For people with polycystic ovary syndrome (PCOS), menopause normally occurs two years later than in those not affected by the condition. It’s believed that polycystic ovaries have an inherently higher number of follicles compared to normal ovaries. For that reason, ovarian reserve tests such as AMH show much higher results in women with PCOS.
During perimenopause, the ovaries gradually lose their function. Unfortunately, since granulosa cells in the outer layer of the ovaries continue to produce androgens, this doesn’t eliminate the hormonal imbalances caused by PCOS, such as:
- Insulin resistance (cell insensitivity to insulin)
- High levels of insulin and androgens (male sex hormones)

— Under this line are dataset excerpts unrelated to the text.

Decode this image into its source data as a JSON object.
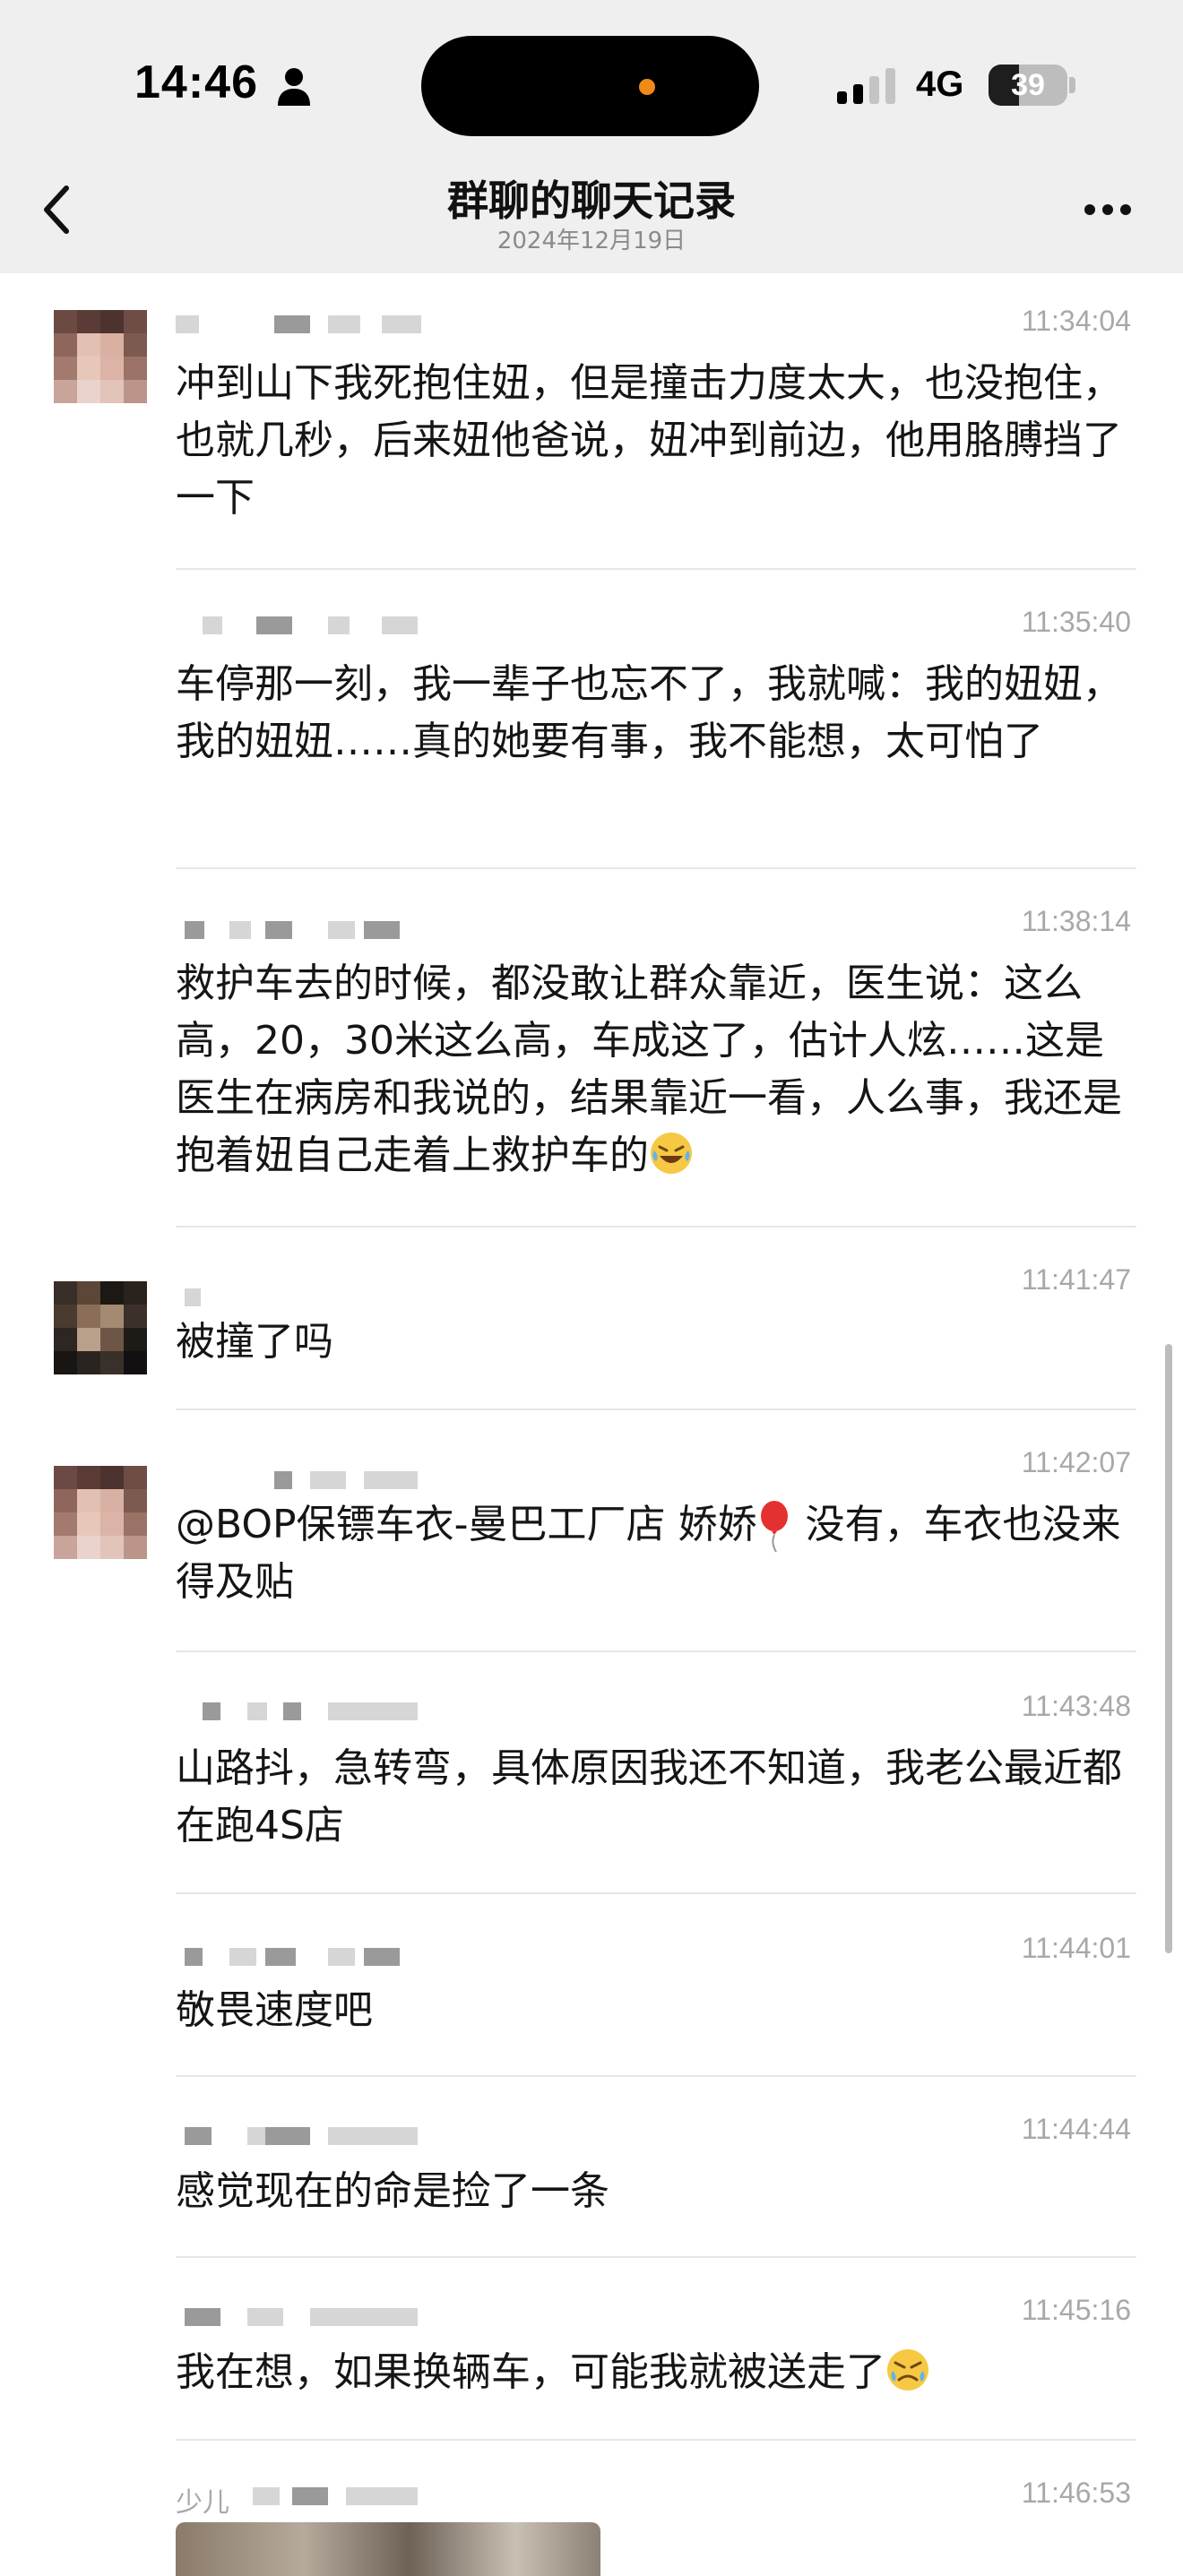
{
  "status_bar": {
    "time": "14:46",
    "network": "4G",
    "battery": "39",
    "battery_level_percent": 39,
    "island_dot_color": "#f08a16"
  },
  "nav": {
    "back_icon": "chevron-left-icon",
    "title": "群聊的聊天记录",
    "subtitle": "2024年12月19日",
    "more_icon": "ellipsis-icon"
  },
  "messages": [
    {
      "sender": "",
      "time": "11:34:04",
      "text": "冲到山下我死抱住妞，但是撞击力度太大，也没抱住，也就几秒，后来妞他爸说，妞冲到前边，他用胳膊挡了一下"
    },
    {
      "sender": "",
      "time": "11:35:40",
      "text": "车停那一刻，我一辈子也忘不了，我就喊：我的妞妞，我的妞妞……真的她要有事，我不能想，太可怕了"
    },
    {
      "sender": "",
      "time": "11:38:14",
      "text": "救护车去的时候，都没敢让群众靠近，医生说：这么高，20，30米这么高，车成这了，估计人炫……这是医生在病房和我说的，结果靠近一看，人么事，我还是抱着妞自己走着上救护车的"
    },
    {
      "sender": "",
      "time": "11:41:47",
      "text": "被撞了吗"
    },
    {
      "sender": "",
      "time": "11:42:07",
      "text_mention": "@BOP保镖车衣-曼巴工厂店 娇娇",
      "text": " 没有，车衣也没来得及贴"
    },
    {
      "sender": "",
      "time": "11:43:48",
      "text": "山路抖，急转弯，具体原因我还不知道，我老公最近都在跑4S店"
    },
    {
      "sender": "",
      "time": "11:44:01",
      "text": "敬畏速度吧"
    },
    {
      "sender": "",
      "time": "11:44:44",
      "text": "感觉现在的命是捡了一条"
    },
    {
      "sender": "",
      "time": "11:45:16",
      "text": "我在想，如果换辆车，可能我就被送走了"
    },
    {
      "sender": "少儿",
      "time": "11:46:53",
      "text": ""
    }
  ]
}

These factors significantly increase the risk of developing cardiovascular diseases and diabetes in later life, which is why PCOS therapy should be combined with a healthy diet and lifestyle. This involves:
- Following a low-carbohydrate diet with small frequent meals, will help avoid frequent spikes of blood sugar and insulin throughout the 24-hour cycle
- Eating lots of fruits, vegetables, and whole grains
- Avoiding drinking coffee in the afternoon
- Have your evening meal no later than 3 hours before bedtime
- Losing 5-10 percent of body weight to reduce insulin resistance and associated risks
- Exercising regularly.
- Getting enough sleep
It’s important to take part in physical activities (jogging, swimming, aerobics, or dancing) 3-4 times a week and get daily activity (taking walks or doing 15-minute workouts). And the best time to sleep is from 11 p.m. to 7 a.m. It’s recommended to put all your devices (smartphones and tablets) away two hours before bedtime and keep your bedroom well-ventilated and not excessively warm, with the curtains closed.